Genomic studies have identified mutations in the PI3 kinase/AKT pathway, MAP kinase pathway and glutamate receptor signalling in ILCs. Despite the morphological and molecular differences between ILCs and IBC-NSTs treatment options are similar, surgery, radiotherapy, chemotherapy and hormone treatment. In the short-term prognosis is good however, long-term survival (>5 years) is poor, complicated by an increased metastases to bone and GI-tract. In this study the authors identified prognostic biomarkers for ILCs using a pathway-specific approach and tested them against a larger cohort of samples
Main Points
- Seven independent breast cancer cohorts were analysed with the Metabric cohort assigned as the discovery cohort as it contained normal breast samples and long-term outcome data.
- 1398 differentially expressed genes were identified between ILC and normal samples.
- 10 of these genes were associated with poor outcome and 42 genes associated with good outcome in the training cohort.
- Pathway analysis identified 135 enriched pathways including cell cycle, metabolic and immune system related pathways. This was condensed to 29 pathways by removal of redundant pathways.
- Using the Metabric study and the SIMMS algorithm, a univariate hazards model was created for each pathway. This hazards model was tested in 6 independent studies and demonstrated 25 pathways were significantly associated with patient outcome. The tope three pathways were cell cycle, regulation of beta cells and haemostasis.
- The SCAN-B cohort represent the latest clinical modalities with chemotherapy treated and naïve subgroups. 17 of the 25 pathways were still prognostic in the untreated group whilst none were prognostic in the chemotherapy treated subgroup suggesting that these pathway biomarkers could predict high risk patients that could benefit from chemotherapy.
- Using a machine learning model, multiple pathways were aggregated and the resulting multivariate signature trained on the Metabric cohort. Deployment of this signature on 6 independent validation cohorts demonstrated that the signature was able to classify patients into appropriate risk groups with a 10-year survival of 60.4%1 for the high risk group and 78.8% for low risk.
- Deployment of the signature on the SCAN-B cohort (With the most up-to-date treatment strategies were included) displayed robust prognostic ability. Further analysis of tumour subtypes, where 18 patients were either TNBC or HER2-positive, five were predicted to be low risk and 13 high risk. The aggregated signature was also able to predict the benefit of chemotherapy in the high risk patients but not low risk.
- The signature was also deployed on the 1795 IBC-NST and ER+/HER2-negative patients in the SCAN-B cohort. Whilst there was some separation of risk groups in this cohort there was significantly reduced performance compared to the ILC cohorts.
- The cohort described by Guedj et al. was used to investigate metastases free survival using the aggregated pathway signature. The signature was able to accurately predict the likelihood of metastasis.
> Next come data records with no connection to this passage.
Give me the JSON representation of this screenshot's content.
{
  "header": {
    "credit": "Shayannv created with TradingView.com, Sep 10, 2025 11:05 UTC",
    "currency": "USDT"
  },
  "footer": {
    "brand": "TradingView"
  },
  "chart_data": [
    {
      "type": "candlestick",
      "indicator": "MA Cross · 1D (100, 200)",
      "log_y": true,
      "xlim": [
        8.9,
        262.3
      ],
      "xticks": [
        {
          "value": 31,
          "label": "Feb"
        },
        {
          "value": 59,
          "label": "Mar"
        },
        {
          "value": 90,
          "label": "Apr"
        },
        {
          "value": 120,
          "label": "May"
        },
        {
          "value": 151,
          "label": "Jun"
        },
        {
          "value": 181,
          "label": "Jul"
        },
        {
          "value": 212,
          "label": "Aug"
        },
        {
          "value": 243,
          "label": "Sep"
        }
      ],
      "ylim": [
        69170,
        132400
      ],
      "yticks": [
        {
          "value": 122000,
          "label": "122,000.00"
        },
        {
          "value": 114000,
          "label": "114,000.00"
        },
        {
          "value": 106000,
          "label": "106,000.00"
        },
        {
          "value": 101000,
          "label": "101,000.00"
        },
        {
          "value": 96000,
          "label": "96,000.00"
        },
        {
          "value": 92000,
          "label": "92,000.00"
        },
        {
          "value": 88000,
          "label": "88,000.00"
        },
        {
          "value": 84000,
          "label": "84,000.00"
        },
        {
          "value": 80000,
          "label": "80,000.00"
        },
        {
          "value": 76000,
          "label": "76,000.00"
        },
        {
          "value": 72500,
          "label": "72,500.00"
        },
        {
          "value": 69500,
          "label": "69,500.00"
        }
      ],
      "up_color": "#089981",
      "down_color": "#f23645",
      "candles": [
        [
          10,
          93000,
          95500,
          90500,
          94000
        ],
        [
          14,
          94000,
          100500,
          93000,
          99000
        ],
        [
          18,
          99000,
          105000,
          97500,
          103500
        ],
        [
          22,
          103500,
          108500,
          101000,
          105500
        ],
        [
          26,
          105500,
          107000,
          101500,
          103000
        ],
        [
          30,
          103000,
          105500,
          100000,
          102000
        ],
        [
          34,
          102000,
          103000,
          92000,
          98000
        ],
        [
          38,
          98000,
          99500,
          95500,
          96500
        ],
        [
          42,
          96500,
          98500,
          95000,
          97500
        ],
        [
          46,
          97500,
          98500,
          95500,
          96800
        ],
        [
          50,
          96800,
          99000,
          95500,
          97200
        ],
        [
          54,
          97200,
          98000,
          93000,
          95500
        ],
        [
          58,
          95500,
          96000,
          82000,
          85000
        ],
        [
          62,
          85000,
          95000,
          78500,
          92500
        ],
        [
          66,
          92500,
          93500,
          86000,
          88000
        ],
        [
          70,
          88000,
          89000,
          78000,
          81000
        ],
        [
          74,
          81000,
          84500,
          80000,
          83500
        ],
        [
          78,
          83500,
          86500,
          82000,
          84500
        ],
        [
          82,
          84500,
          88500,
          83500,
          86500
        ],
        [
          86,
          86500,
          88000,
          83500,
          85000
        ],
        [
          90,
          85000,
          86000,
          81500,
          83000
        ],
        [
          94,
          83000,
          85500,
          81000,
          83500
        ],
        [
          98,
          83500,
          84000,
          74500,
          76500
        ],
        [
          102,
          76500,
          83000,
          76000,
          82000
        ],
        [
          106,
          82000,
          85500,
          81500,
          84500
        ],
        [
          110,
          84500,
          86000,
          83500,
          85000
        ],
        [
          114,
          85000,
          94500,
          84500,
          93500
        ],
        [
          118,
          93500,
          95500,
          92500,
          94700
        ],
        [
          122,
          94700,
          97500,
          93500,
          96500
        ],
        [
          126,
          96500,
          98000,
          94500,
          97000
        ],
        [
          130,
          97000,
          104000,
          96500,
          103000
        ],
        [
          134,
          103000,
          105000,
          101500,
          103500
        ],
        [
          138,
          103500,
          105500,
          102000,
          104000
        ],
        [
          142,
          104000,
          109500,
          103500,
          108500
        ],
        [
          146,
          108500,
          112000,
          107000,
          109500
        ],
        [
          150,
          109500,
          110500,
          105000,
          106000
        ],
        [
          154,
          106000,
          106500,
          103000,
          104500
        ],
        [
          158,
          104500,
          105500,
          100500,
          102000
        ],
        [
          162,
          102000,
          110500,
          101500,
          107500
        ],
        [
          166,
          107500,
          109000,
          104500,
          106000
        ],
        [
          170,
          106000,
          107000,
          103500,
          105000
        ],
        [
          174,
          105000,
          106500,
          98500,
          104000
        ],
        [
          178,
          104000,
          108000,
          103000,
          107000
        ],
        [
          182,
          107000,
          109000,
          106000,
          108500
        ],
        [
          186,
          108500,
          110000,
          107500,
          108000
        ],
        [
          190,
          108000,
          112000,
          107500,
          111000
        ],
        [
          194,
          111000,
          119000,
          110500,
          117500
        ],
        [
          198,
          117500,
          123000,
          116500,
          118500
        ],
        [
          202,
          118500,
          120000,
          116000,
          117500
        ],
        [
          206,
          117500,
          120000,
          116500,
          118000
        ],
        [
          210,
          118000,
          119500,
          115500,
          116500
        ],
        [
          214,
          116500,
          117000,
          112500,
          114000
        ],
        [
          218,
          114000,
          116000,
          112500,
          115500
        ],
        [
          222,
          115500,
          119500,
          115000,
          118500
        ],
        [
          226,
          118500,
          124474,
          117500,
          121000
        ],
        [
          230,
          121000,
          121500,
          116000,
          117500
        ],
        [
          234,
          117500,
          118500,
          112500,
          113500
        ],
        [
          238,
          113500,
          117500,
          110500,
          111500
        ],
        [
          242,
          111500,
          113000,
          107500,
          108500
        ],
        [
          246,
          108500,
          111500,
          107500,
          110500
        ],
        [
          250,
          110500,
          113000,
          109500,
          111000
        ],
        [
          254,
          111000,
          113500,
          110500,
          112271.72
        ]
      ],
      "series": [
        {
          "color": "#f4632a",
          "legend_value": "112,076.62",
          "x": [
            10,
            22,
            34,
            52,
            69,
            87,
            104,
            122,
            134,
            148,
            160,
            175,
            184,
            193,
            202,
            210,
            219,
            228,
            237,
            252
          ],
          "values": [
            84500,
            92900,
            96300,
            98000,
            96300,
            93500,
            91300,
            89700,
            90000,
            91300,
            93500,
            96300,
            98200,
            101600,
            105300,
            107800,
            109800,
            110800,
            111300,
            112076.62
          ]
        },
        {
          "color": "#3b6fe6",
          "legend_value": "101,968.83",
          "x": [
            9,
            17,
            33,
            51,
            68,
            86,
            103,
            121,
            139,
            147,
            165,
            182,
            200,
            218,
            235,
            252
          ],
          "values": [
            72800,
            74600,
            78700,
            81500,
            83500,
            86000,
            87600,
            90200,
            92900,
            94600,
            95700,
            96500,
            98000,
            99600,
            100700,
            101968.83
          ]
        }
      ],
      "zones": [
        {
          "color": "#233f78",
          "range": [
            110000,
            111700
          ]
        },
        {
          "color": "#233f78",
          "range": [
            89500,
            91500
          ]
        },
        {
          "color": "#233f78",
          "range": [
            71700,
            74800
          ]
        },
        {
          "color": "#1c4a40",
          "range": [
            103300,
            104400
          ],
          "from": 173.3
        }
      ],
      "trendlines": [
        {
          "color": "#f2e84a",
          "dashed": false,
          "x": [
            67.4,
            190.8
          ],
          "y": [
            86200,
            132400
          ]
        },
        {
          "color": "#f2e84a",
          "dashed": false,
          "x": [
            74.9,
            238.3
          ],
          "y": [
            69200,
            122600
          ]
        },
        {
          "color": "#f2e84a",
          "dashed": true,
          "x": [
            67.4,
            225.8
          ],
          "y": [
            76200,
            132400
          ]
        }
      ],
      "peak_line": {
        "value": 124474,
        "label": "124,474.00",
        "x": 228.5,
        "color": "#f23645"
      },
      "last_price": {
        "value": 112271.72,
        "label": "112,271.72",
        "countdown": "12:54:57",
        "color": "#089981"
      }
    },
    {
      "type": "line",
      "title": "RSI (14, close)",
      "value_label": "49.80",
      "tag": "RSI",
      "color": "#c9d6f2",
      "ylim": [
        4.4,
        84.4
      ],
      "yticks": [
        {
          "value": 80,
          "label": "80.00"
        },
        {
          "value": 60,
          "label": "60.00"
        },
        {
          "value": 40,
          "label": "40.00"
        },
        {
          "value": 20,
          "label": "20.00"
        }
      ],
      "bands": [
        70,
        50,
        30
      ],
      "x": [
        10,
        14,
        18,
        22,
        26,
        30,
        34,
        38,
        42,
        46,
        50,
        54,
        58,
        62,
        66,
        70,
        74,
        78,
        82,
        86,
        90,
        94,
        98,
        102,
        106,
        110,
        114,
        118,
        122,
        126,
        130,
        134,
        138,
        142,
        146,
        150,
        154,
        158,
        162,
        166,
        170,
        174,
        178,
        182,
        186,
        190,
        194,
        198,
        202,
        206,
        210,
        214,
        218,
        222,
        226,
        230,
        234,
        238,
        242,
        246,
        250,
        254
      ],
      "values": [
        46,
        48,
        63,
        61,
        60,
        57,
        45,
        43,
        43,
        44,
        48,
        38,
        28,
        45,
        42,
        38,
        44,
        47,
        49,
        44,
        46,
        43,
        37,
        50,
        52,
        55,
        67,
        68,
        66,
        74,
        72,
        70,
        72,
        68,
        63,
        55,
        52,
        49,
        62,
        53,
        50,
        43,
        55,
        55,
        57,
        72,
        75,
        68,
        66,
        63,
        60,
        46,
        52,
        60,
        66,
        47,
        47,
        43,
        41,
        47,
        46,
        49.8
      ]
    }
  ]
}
This was confirmed by RNA-seq of a separate cohort of ILCs.
- This signature also demonstrated superior performance in prognostic potential compared to 3 clinically approved predictors MammaPrint, Oncotype DX and PAM50.
Conclusion
Discovery and independent validation of biomarkers specific for Invasive lobular breast cancer remains an unmet need. The authors utilised 7 ILC gene expression studies to identify the prognostic potential of dysregulated pathways. The pathway signature score was able to predict high risk patients that would benefit from chemotherapy and accurately estimate the risk of 10-year metastasis. In comparison to 3 clinically available prognostic biomarker panels assessing 6 independent ILC cohorts the pathway signature had the highest prognostic capacity. Identification of this signature addresses the lack of tests available to distinguish ILCs from other histological tumour types and identify drug discovery and treatment strategies.